Death, taxes and… robots? We rarely come across a topic that everyone agrees on, but everyone seems to agree on the inevitability of these three. Is the impact of generative AIs like ChatGPT also inevitable, or can we already imagine governments taxing their work to benefit the population?
The formula is already found. It was also part of the Green Party of Canada’s election platform during the 2019 election campaign. Basically: companies that use AI to automate tasks should calculate the remuneration that would normally go to a human who accomplishes this work and then remit to the State the equivalent of the tax on this remuneration.
Four years later, AI experts who are calling for a moratorium of at least six months on the research and development of natural language understanding and production systems at least as sophisticated as California-based OpenAI’s GPT-4 are set to change. their speech to model that of the greens.
They would only have to quote the founder of Microsoft, Bill Gates, who these days looks like a prophet. In 2017, he proposed a tax on AI to governments that want to slow down the emergence of the technology a little to better absorb its transformative social impact.
Bill Gates said six years ago: “A worker whose job earns him, say, $50,000 pays taxes on that income, pays for social measures, like employment insurance, and all those things. If a robot manages to perform the same tasks, one can imagine that one should impose this robot at a similar level. »
Gates imagined at the time that the money raised in this way could be used to strengthen the education and health systems in particular, and to make society have more empathy for the people most likely to be left behind. by the anticipated automation of the labor market.
6650 billion good reasons
Because this automation could hit hard. It could also pay off big. The financial gains promised by the mass adoption of the next generations of AI are in the trillions: at least US$6.65 trillion by 2030, according to Goldman Sachs. It remains to be seen to whom all this money will go.

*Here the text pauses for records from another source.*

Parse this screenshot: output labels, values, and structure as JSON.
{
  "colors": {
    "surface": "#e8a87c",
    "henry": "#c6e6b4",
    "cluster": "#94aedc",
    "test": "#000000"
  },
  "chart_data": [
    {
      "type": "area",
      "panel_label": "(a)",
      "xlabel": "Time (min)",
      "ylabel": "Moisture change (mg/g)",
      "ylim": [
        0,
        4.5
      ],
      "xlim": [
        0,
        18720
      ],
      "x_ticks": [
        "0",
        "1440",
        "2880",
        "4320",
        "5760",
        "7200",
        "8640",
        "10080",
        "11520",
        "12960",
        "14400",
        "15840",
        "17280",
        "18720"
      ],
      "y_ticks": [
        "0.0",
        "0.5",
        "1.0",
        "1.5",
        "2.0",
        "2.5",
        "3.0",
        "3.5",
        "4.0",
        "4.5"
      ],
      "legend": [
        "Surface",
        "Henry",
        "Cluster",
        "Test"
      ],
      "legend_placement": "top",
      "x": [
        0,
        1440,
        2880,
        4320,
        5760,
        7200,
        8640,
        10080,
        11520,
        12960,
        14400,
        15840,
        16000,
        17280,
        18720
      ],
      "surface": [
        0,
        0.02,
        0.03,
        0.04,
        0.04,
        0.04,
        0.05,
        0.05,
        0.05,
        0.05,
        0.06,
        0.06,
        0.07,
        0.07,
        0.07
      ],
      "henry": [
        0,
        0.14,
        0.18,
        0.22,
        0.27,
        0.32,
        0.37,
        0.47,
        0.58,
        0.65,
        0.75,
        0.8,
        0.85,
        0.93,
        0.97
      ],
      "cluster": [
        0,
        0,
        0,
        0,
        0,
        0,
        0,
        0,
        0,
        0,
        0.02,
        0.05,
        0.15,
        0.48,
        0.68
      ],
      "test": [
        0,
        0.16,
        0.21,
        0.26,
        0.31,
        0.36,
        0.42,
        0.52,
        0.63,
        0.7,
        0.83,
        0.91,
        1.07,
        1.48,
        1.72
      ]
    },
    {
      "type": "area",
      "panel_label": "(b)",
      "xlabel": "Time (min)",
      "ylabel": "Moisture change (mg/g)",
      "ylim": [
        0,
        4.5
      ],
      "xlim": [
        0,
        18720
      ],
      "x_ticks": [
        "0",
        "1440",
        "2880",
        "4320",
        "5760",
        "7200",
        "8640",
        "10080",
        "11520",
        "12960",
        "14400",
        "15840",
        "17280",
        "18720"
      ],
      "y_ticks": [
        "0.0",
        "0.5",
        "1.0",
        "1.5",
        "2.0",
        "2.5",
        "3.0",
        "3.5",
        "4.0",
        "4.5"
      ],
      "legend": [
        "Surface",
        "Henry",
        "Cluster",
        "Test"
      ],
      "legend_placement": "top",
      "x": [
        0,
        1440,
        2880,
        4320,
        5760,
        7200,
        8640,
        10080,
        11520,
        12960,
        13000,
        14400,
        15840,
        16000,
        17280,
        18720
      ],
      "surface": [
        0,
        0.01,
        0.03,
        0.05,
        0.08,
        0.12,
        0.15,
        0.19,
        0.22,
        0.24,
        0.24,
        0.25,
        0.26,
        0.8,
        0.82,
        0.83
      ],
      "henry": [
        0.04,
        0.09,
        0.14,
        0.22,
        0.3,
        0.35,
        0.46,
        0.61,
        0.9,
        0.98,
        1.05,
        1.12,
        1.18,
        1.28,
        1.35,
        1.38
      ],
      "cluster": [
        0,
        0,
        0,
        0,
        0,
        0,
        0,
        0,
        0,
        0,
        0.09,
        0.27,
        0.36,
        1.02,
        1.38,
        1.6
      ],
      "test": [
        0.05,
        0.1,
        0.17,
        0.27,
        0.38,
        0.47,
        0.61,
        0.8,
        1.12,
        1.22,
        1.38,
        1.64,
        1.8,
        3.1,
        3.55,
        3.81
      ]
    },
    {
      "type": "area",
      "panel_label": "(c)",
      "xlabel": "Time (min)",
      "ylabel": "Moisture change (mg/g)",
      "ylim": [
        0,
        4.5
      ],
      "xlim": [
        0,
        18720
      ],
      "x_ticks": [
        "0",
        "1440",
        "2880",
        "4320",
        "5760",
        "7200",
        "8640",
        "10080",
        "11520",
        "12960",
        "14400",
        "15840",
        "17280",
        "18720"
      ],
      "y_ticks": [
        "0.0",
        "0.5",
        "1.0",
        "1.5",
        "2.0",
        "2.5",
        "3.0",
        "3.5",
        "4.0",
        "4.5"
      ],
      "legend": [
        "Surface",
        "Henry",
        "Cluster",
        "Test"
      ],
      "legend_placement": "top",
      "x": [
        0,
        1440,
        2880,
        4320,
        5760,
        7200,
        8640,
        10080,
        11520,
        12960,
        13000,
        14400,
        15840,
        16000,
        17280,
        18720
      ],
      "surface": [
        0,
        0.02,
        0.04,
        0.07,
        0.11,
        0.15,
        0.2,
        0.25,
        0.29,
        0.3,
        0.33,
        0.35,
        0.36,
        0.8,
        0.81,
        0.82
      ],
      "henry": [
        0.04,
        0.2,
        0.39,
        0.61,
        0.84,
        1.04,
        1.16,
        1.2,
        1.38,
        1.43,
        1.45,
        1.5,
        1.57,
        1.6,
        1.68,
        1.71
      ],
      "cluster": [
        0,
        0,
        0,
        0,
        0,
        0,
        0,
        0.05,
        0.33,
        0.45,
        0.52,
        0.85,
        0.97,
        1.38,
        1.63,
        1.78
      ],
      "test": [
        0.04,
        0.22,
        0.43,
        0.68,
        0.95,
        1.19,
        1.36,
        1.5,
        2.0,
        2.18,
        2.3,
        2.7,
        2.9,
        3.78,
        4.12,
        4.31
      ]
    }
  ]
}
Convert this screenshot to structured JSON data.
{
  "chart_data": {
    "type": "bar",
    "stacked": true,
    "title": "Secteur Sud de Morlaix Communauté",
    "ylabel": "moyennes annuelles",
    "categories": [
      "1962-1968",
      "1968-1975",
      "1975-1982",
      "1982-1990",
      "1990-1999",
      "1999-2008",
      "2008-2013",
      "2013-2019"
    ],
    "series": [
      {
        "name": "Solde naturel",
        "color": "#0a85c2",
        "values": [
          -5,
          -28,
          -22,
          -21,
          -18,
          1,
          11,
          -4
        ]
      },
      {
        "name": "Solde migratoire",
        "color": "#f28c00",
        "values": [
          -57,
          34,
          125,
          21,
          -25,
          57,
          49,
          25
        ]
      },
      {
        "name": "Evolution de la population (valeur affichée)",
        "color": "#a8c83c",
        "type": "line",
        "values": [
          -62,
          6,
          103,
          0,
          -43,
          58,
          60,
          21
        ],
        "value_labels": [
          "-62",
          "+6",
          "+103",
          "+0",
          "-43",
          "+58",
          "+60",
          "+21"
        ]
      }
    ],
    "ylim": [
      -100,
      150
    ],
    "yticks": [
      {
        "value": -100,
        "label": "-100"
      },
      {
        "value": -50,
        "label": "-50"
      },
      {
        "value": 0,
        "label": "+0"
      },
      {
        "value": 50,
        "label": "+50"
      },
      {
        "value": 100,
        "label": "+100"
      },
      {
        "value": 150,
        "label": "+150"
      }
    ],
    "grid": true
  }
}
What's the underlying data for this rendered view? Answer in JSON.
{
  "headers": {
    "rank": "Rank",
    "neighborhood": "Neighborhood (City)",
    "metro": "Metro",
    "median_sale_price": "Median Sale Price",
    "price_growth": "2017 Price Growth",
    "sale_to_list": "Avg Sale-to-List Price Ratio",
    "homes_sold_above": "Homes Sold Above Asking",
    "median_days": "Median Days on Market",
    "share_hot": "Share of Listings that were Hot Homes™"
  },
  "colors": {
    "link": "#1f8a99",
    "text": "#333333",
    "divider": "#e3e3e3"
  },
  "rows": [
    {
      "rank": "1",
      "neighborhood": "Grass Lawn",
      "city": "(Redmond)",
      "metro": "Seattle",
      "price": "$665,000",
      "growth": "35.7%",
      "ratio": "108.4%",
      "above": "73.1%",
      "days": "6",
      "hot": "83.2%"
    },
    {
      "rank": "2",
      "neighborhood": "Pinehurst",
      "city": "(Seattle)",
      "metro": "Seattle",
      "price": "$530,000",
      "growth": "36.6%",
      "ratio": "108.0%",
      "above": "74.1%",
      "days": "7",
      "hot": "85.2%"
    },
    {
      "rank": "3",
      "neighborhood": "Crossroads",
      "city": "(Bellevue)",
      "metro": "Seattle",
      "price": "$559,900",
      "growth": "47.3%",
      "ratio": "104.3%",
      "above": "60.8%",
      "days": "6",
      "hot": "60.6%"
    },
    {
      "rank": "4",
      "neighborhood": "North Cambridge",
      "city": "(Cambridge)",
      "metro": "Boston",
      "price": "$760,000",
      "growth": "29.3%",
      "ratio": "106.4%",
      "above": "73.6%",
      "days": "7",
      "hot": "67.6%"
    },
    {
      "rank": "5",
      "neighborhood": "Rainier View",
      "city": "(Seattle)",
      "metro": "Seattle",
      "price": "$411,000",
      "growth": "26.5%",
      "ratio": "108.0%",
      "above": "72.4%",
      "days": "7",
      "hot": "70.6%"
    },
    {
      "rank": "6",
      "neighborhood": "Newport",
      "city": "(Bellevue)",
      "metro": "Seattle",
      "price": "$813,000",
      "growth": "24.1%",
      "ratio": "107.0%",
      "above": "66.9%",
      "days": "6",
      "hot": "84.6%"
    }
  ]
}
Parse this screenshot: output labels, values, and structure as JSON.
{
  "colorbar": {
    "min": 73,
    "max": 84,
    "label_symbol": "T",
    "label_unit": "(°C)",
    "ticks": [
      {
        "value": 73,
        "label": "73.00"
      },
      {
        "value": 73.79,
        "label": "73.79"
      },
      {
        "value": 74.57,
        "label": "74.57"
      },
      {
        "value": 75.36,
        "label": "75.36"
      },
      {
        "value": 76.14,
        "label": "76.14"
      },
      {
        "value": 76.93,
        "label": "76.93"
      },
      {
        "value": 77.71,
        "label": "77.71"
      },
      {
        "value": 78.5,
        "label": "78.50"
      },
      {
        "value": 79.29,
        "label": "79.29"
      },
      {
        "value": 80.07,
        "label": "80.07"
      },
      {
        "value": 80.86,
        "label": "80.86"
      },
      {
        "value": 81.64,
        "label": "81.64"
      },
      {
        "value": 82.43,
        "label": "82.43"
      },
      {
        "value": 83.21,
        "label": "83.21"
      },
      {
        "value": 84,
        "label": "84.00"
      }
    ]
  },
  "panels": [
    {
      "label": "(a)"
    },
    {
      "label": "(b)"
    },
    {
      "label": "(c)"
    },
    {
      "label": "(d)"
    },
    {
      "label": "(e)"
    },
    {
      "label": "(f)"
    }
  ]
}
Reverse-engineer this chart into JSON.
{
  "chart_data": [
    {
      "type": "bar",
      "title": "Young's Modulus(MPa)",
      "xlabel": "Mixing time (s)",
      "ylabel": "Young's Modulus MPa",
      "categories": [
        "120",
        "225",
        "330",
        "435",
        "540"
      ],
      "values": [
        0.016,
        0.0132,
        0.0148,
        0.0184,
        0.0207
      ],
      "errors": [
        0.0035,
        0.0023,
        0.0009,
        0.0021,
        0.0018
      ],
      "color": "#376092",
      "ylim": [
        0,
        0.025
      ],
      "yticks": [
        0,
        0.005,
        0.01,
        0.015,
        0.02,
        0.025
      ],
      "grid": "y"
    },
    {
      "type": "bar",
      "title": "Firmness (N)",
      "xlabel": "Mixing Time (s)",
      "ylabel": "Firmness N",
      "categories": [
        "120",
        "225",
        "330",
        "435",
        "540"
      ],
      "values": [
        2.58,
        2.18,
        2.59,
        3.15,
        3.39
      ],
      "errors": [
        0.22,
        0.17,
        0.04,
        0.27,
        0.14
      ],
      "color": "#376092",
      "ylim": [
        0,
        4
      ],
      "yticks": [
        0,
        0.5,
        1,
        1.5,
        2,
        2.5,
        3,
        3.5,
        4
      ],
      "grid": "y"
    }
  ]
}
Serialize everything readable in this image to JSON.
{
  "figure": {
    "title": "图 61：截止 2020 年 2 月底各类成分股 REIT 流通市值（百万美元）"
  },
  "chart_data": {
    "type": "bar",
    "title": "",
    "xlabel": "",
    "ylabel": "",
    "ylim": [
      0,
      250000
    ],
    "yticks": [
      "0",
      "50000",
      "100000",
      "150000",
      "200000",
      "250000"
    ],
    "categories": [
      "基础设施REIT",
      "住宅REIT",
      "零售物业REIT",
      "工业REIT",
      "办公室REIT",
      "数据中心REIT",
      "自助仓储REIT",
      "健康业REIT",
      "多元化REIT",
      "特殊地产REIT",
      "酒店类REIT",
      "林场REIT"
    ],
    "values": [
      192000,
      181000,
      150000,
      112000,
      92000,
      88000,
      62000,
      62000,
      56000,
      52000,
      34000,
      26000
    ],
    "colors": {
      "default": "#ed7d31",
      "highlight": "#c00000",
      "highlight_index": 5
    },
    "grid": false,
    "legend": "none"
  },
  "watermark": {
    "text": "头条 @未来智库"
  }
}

Workers may be the ones who will see the least benefit. The American firm Goldman Sachs calculated last month that the generative artificial intelligence and extended language models that drive applications like ChatGPT threaten the existence of some 300 million jobs worldwide. Jobs mainly located in advanced economies, such as Canada, the United States and Europe.
Historically, technological revolutions have ended up creating more jobs than they have eliminated. Since the industrial revolution, they have certainly wiped out entire professions, but over time people who previously might have opted for one of those jobs that ended up being automated ended up finding another specialization.
Living conditions have improved as technology has increased the overall productivity of workers and businesses. However, the most recent digital technologies could break with this tradition, and this is what worries some economists.
AI to the rescue of the tax authorities
In Silicon Valley, where much of the innovation in AI is emerging today, the idea of a guaranteed minimum income is being pushed by the biggest promoters of technological innovation. This includes libertarian Elon Musk. One of the measures devised to finance this expenditure is a tax on robots.
The European Union has considered taxing AI, but is hesitant, saying it would hurt innovation. South Korea has already implemented such a tax and is not faring so badly.
One thing is sure, the relationship between the taxman and the robots will quickly become more and more intimate. How ? The very prestigious Johns Hopkins University, located in Maryland, has set up a research program whose sole task will be to create an AI capable of finding and then exploiting all the tax loopholes that allow American companies and taxpayers who have them ways to avoid paying income tax.
The University believes that such a system will eventually allow the Internal Revenue Service (IRS), the American tax authorities, to identify cases of tax evasion which, according to its own calculations, would cause it to lose more than US$500 billion. every year.
We do not know if this is good news, but the project would be more complicated than it seems. The reason ? Taxation as it exists is too complex for the most advanced AI on the market today.
Tax professionals can rest easy. The AI is still unable to complete our tax returns. It does not seem close to replacing them. Maybe, if we tax her, she won’t be able to escape… unless she hires a good accountant!